Students refuse to be 'guinea pigs' for ID cards

The NUS has attacked government proposals to test the ID card scheme on teenagers opening a bank account or taking out a student loan

Students have launched a stinging attack on UK government proposals to make young people "guinea pigs" for ID cards.

Leaked Home Office documents reveal teenagers may need an ID card to open a bank account or take out a student loan from 2010 — making them among the first people to have the biometric cards in the UK.

The National Union of Students (NUS) described the revelation in the leaked National Identity Scheme Delivery Strategy document as "morally reprehensible" and said it would bog students down in red tape.

NUS vice president for welfare, Ama Uzowuru, said: "It is extremely disappointing that the government is planning to use students as guinea pigs for this scheme by forcing them to take on ID cards in order to apply for a loan.

"Besides being morally reprehensible, this plan is also completely impractical. The student loan system is complicated enough as it is, without introducing yet another layer of bureaucracy to the process. Many students change address at least once a year and would be obliged to report such changes in their personal circumstances or face a £1,000 fine."

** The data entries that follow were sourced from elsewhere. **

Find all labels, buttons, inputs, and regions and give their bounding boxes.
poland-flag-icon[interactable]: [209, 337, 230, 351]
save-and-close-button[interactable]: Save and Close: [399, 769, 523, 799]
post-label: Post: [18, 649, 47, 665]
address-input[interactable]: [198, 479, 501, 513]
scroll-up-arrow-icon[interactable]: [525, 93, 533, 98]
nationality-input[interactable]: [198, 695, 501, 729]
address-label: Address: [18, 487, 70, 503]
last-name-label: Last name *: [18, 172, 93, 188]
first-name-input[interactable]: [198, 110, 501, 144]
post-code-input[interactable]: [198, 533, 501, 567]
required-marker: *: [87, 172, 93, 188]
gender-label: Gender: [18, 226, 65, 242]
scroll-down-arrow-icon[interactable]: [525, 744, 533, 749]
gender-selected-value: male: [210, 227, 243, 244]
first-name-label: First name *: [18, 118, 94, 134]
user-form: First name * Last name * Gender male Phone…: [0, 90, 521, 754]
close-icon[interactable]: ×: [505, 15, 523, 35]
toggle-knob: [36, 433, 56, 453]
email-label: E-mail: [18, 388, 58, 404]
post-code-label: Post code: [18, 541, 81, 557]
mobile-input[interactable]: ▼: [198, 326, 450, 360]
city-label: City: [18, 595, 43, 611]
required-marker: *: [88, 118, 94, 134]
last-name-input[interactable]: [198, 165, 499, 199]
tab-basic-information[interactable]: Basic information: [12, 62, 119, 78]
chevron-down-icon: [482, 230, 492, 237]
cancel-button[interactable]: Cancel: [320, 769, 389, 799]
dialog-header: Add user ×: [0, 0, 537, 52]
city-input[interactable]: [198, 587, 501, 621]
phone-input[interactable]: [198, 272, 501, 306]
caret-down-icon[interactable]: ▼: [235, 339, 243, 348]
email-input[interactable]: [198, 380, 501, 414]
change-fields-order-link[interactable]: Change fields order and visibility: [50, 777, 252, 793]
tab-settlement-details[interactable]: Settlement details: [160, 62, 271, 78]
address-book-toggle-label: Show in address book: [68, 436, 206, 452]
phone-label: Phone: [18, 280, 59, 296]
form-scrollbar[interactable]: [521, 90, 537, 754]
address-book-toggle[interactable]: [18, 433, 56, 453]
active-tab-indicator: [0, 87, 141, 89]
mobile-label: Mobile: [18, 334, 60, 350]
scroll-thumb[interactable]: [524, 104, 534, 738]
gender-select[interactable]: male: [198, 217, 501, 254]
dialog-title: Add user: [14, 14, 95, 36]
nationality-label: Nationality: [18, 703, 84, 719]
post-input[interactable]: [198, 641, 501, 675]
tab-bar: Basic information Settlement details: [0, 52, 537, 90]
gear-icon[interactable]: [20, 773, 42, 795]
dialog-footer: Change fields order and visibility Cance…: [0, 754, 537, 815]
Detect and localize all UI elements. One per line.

She added: "We would also be concerned for the safety of students' personal information if they were forced to enter the ID card system."

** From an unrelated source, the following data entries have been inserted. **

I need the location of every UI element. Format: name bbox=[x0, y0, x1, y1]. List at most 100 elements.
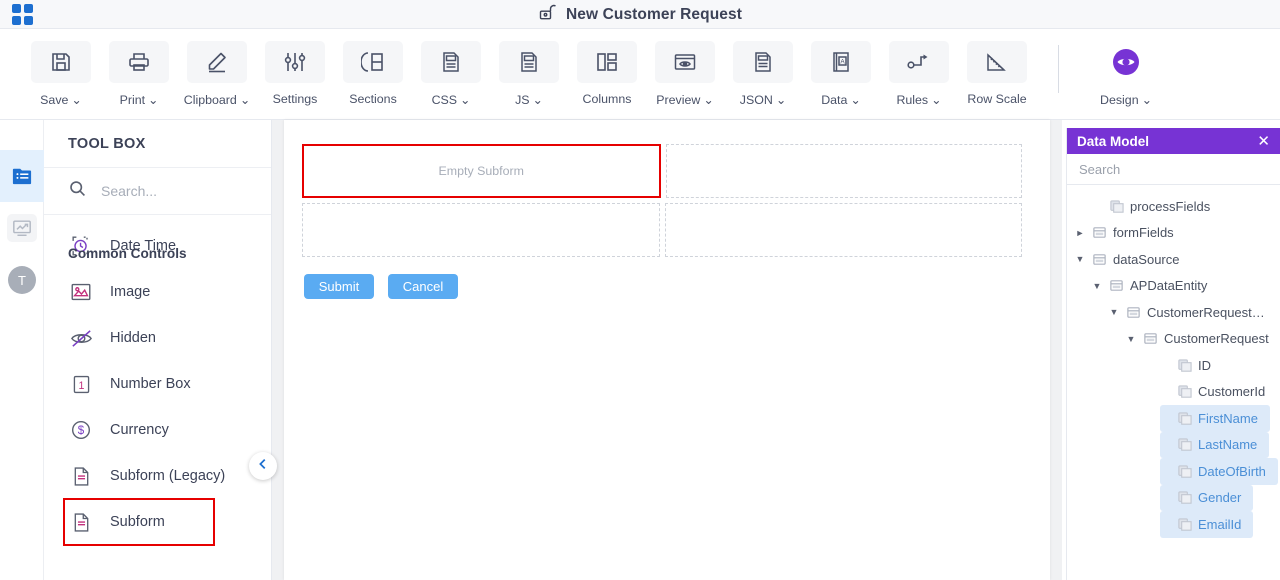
tree-node[interactable]: EmailId bbox=[1160, 511, 1254, 538]
form-cell-empty[interactable] bbox=[665, 144, 1022, 198]
tool-item-subform-legacy[interactable]: Subform (Legacy) bbox=[44, 453, 271, 499]
tree-node-label: dataSource bbox=[1113, 251, 1180, 267]
close-icon[interactable]: ✕ bbox=[1257, 134, 1270, 149]
ribbon-design-label: Design bbox=[1100, 92, 1139, 107]
data-model-search-row[interactable] bbox=[1067, 154, 1280, 185]
ribbon-columns[interactable]: Columns bbox=[568, 41, 646, 106]
ribbon-rules[interactable]: Rules ⌄ bbox=[880, 41, 958, 107]
tree-node[interactable]: Gender bbox=[1160, 484, 1254, 511]
tool-item-image[interactable]: Image bbox=[44, 269, 271, 315]
unlocked-padlock-icon bbox=[538, 2, 558, 27]
data-book-icon: A bbox=[811, 41, 871, 83]
tree-node-label: processFields bbox=[1130, 198, 1211, 214]
search-input[interactable] bbox=[99, 182, 249, 200]
ribbon-json[interactable]: JSON ⌄ bbox=[724, 41, 802, 107]
ribbon-css-label: CSS bbox=[431, 92, 458, 107]
tree-node-label: CustomerRequest bbox=[1164, 331, 1269, 347]
ribbon-design[interactable]: Design ⌄ bbox=[1087, 41, 1165, 107]
rules-flow-icon bbox=[889, 41, 949, 83]
sliders-icon bbox=[265, 41, 325, 83]
chevron-down-icon: ⌄ bbox=[850, 93, 861, 107]
tree-node[interactable]: DateOfBirth bbox=[1160, 458, 1278, 485]
save-floppy-icon bbox=[31, 41, 91, 83]
rail-item-themes[interactable]: T bbox=[0, 254, 44, 306]
chevron-down-icon[interactable]: ▼ bbox=[1092, 281, 1102, 291]
number-one-icon: 1 bbox=[68, 371, 94, 397]
tree-node[interactable]: ▼ APDataEntity bbox=[1092, 273, 1280, 300]
form-cell-subform[interactable]: Empty Subform bbox=[302, 144, 661, 198]
ribbon-sections-label: Sections bbox=[349, 92, 397, 106]
collapse-toolbox-button[interactable] bbox=[249, 452, 277, 480]
ribbon-preview[interactable]: Preview ⌄ bbox=[646, 41, 724, 107]
css-file-icon bbox=[421, 41, 481, 83]
tool-item-currency[interactable]: $ Currency bbox=[44, 407, 271, 453]
tree-node[interactable]: ID bbox=[1160, 352, 1280, 379]
tree-node-label: FirstName bbox=[1198, 410, 1258, 426]
chevron-right-icon[interactable]: ► bbox=[1075, 228, 1085, 238]
ribbon-clipboard[interactable]: Clipboard ⌄ bbox=[178, 41, 256, 107]
tree-node-label: formFields bbox=[1113, 225, 1174, 241]
form-cell-label: Empty Subform bbox=[438, 164, 524, 178]
ribbon-data[interactable]: A Data ⌄ bbox=[802, 41, 880, 107]
form-row: Empty Subform bbox=[302, 144, 1022, 203]
pencil-edit-icon bbox=[187, 41, 247, 83]
chevron-down-icon: ⌄ bbox=[775, 93, 787, 107]
form-layout: Empty Subform Submit Cancel bbox=[284, 120, 1050, 299]
tool-item-label: Currency bbox=[110, 422, 169, 438]
svg-text:A: A bbox=[840, 58, 845, 65]
submit-button[interactable]: Submit bbox=[304, 274, 374, 299]
folder-table-icon bbox=[1108, 278, 1124, 294]
form-canvas[interactable]: Empty Subform Submit Cancel bbox=[284, 120, 1050, 580]
document-lines-icon bbox=[68, 509, 94, 535]
ribbon-css[interactable]: CSS ⌄ bbox=[412, 41, 490, 107]
json-file-icon bbox=[733, 41, 793, 83]
form-cell-empty[interactable] bbox=[302, 203, 660, 257]
tool-item-date-time[interactable]: Date Time bbox=[44, 223, 271, 269]
tree-node[interactable]: FirstName bbox=[1160, 405, 1270, 432]
data-model-search-input[interactable] bbox=[1077, 160, 1247, 178]
rail-item-forms-list[interactable] bbox=[0, 150, 44, 202]
columns-layout-icon bbox=[577, 41, 637, 83]
rail-item-reports[interactable] bbox=[0, 202, 44, 254]
ribbon-toolbar: Save ⌄ Print ⌄ Clipboard ⌄ Settings Sect… bbox=[0, 29, 1280, 120]
tool-item-hidden[interactable]: Hidden bbox=[44, 315, 271, 361]
chevron-down-icon[interactable]: ▼ bbox=[1075, 254, 1085, 264]
chevron-down-icon[interactable]: ▼ bbox=[1109, 307, 1119, 317]
tool-box-search-row[interactable] bbox=[44, 168, 271, 215]
chevron-left-icon bbox=[256, 457, 270, 476]
tool-item-number-box[interactable]: 1 Number Box bbox=[44, 361, 271, 407]
ribbon-settings-label: Settings bbox=[272, 92, 318, 106]
tree-node[interactable]: ► formFields bbox=[1075, 220, 1280, 247]
tree-node[interactable]: ▼ CustomerRequest… bbox=[1109, 299, 1280, 326]
ribbon-settings[interactable]: Settings bbox=[256, 41, 334, 106]
ribbon-sections[interactable]: Sections bbox=[334, 41, 412, 106]
tree-node[interactable]: ▼ dataSource bbox=[1075, 246, 1280, 273]
ribbon-row-scale[interactable]: Row Scale bbox=[958, 41, 1036, 106]
tree-node[interactable]: LastName bbox=[1160, 431, 1270, 458]
ribbon-js[interactable]: JS ⌄ bbox=[490, 41, 568, 107]
leaf-field-icon bbox=[1108, 198, 1124, 214]
page-title: New Customer Request bbox=[566, 5, 742, 23]
leaf-field-icon bbox=[1176, 516, 1192, 532]
ribbon-save[interactable]: Save ⌄ bbox=[22, 41, 100, 107]
cancel-button[interactable]: Cancel bbox=[388, 274, 458, 299]
tool-item-label: Image bbox=[110, 284, 151, 300]
tree-node[interactable]: CustomerId bbox=[1160, 379, 1280, 406]
grid-apps-icon[interactable] bbox=[0, 0, 44, 29]
chevron-down-icon[interactable]: ▼ bbox=[1126, 334, 1136, 344]
ruler-icon bbox=[967, 41, 1027, 83]
ribbon-print[interactable]: Print ⌄ bbox=[100, 41, 178, 107]
chevron-down-icon: ⌄ bbox=[239, 93, 251, 107]
window-title: New Customer Request bbox=[0, 0, 1280, 29]
leaf-field-icon bbox=[1176, 437, 1192, 453]
tool-item-label: Date Time bbox=[110, 238, 177, 254]
tree-node[interactable]: ▼ CustomerRequest bbox=[1126, 326, 1280, 353]
eye-design-icon bbox=[1096, 41, 1156, 83]
tree-node[interactable]: processFields bbox=[1092, 193, 1280, 220]
folder-table-icon bbox=[1142, 331, 1158, 347]
ribbon-js-label: JS bbox=[515, 92, 530, 107]
form-cell-empty[interactable] bbox=[664, 203, 1022, 257]
tool-item-subform[interactable]: Subform bbox=[63, 498, 215, 546]
ribbon-preview-label: Preview bbox=[656, 92, 701, 107]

The first UK citizens will get the cards in 2009 when they are given to workers in trusted positions such as airport staff or people working in other sensitive locations, while foreign nationals coming to the UK will be given cards from the end of this year.

The widespread rollout to UK citizens, known as "Borders phase II", is now slated to begin in 2012 — two years later than indicated in an earlier government action plan.

The document says: "Implementation of identity cards will be benefits led, with the first cards issued to individuals where there is the strongest national or personal benefit. We should issue ID cards to young people to assist them as they open their first bank account, take out a student loan, etc."

Critics of the scheme said the perceived two-year slip in the widespread rollout of the cards is another sign of wavering support among Gordon Brown's government for ID cards.

Shadow immigration minister, Damian Green, said: "The government are clearly trying to introduce the cards by stealth. This is straightforward blackmail and a desperate attempt to bolster a failing policy."

A spokesman for the Identity and Passport Service said this was a draft document, adding: "When developing policy, it is obviously right and logical that our first priority should be to consider where ID cards can be of greatest benefit to the UK and to the individual."